It isn't uncommon to perform more poorly than expected on the official GMAT. It must actually be a very normal thing, since the online forums are full of posts from people who have experienced even 100-point drops, from simulation to official exam.
There are a number of known factors related to this issue, and without going into it too far, you should of course avoid too little sleep the night before, and too much caffeine on the day of. But beyond the obvious, there are two deeper causes for test-day panic.
1. Score Focus.
As difficult as it may be to reach your target score, it is doubly difficult to do it without focusing on the test itself. So many students so deeply want to reach a target score, that it seems as if half of their GMAT prep time is spent thinking of the score, the score-in-itself. And it may be that dreaming of 700 is enough to bring 700. It surely is enough to sustain you in your studies. But I suspect it is 180 degrees counterproductive to confuse the thought of 700 for the means of getting 700. As a first step, arrive calmly at this realisation: any time you spend thinking of 700 is time not spent getting to 700. Specifically, you are in danger of looking directly at a GMAT question while actually thinking on your dream score. This has probably happened to you many times while reading some book, and the effect on reading comprehension is generally negative. Bring your mind to that, and make-up your mind about it.

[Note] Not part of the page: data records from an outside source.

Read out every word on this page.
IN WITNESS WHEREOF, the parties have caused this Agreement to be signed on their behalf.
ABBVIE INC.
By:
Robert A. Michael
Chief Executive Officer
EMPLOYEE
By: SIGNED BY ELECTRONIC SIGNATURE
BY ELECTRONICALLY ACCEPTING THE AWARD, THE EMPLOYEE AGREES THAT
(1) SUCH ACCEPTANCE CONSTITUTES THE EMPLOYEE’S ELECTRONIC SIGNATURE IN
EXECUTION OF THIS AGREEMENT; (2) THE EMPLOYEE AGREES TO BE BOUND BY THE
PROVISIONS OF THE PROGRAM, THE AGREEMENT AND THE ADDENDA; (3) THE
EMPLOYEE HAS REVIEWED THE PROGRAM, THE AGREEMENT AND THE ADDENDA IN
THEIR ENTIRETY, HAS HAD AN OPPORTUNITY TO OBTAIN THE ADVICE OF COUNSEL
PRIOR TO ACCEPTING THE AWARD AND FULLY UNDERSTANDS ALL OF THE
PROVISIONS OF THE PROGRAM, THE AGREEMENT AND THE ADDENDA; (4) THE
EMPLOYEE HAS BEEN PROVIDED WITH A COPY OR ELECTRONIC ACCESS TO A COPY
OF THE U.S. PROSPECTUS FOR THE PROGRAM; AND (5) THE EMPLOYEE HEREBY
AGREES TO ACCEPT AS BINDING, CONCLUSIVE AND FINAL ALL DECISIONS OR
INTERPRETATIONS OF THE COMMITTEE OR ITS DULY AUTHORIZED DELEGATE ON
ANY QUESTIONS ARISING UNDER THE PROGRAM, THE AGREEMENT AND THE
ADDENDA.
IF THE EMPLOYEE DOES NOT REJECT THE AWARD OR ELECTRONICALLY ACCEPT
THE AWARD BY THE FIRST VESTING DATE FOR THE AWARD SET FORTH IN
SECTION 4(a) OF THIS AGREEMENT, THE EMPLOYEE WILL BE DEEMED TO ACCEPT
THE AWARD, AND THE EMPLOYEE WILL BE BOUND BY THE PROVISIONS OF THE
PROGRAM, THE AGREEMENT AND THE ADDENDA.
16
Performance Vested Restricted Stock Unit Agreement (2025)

The second subtle cause of surprisingly rotten results is panic. And fortunately the root cause of panic is a lack of milestones. I believe very few of us experience any panic feeling at all while tying our shoelaces. The reason is not that tying shoelaces is simple. Try tying someone else's shoelaces, and see. It isn't simple, but by age of ten you have a stable procedure for doing your own laces. So therefore you can just go through the motions, step by step, and by now so smoothly that you do it while day-dreaming.
That will never happen on the GMAT, since it will always pay in points to give it the absolute maximum of your attention. But you can avoid panic by introducing milestones. For each of the 5 question types, you might develop a set of milestones to tell you how far you have gone, and which way you should take next. Once you've got the markers, you'll need to get in the habit of noticing them. That way you have something productive to think about, instead of the deep, dark thought ocean, in which formerly the only shiny light was coming from your target score.